The more disabused a man's mind, the more he risks, stricken by love, reacting like a schoolgirl.
Deep in his heart, man aspires to rejoin the condition he had before consciousness. History is merely the detour he takes to get there.
Sooner or later, each desire must encounter its lassitude: its truth...
What am I, other than a chance in the infinite probabilities of not having been!
In the fact of being born there is such an absence of necessity that when you think about it a little more than usual, you are left...with a foolish grin.
Objection to scientific knowledge: this world doesn't deserve to be known.
However intimate we may be with the operations of the mind, we cannot think more than two or three minutes a day; - unless, by taste or by profession, we practice, for hours on end, brutalizing words in order to extract ideas from them...The intellectual represents the major disgrace, the culminating failure of Homo sapiens.
After a quarter of an hour, no one can observe another's despair without impatience.
Ideas should be neutral. But man animates them with his passions and folly. Impure and turned into beliefs, they take on the appearance of reality. The passage from logic is consummated. Thus are born ideologies, doctrines, and bloody farce.
Glory — once achieved, what is it worth?
When you know quite absolutely that everything is unreal, you then cannot see why you should take the trouble to prove it.
Old age, after all, is merely the punishment for having lived.
Try to be free: you will die of hunger.
If I were asked to summarize as briefly as possible my vision of things, to reduce it to its most succinct expression, I should replace words with an exclamation point, a definitive !
No longer ask me for my program: isn't breathing one?
Without the faculty of forgetting, our past would weigh so heavily on our present that we should not have the strength to confront another moment, still less to live through it. Life would be bearable only to frivolous natures, those in fact who do not remember.
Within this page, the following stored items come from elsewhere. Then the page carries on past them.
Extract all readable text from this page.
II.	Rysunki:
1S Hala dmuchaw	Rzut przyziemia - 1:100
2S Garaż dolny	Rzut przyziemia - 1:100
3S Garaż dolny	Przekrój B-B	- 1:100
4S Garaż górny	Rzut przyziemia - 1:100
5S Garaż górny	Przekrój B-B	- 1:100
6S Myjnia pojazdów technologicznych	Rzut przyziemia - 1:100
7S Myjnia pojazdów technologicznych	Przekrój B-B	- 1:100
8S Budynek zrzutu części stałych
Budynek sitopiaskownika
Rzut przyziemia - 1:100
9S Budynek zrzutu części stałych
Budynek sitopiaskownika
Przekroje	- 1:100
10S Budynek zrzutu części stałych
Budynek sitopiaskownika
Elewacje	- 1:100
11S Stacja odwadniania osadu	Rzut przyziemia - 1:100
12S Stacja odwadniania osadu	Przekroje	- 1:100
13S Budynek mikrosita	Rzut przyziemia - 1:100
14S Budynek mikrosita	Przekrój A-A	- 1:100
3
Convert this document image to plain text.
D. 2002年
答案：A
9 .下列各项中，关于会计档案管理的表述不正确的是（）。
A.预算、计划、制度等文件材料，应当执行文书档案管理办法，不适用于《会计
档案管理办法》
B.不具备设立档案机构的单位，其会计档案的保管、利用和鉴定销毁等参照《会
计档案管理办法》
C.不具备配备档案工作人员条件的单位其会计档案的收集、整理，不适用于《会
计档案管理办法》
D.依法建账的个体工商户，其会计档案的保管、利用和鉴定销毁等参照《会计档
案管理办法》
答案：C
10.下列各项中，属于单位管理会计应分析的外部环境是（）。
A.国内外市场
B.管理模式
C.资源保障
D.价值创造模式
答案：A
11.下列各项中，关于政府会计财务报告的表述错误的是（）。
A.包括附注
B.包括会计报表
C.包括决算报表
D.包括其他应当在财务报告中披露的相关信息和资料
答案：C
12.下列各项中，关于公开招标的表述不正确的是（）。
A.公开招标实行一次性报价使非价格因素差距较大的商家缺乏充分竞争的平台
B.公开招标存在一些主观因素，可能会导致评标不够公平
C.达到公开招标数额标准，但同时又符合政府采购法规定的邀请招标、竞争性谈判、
If the skeptic admits that truth exists, he allows the innocent illusion of believing they will some day possess it. As for me, he declares, I abide by appearances, I note what they are and adhere to them only to the degree that, as a living being, I cannot do otherwise. I act like other people, I perform the same deeds they do, but I identify myself with neither my words nor my actions, I bow to customs and laws, I pretend to share the convictions, i.e., the prejudices of my fellow citizens, while knowing that in the last analysis I am quite as unreal as they are...What then is a skeptic? - A ghost: a conformist ghost.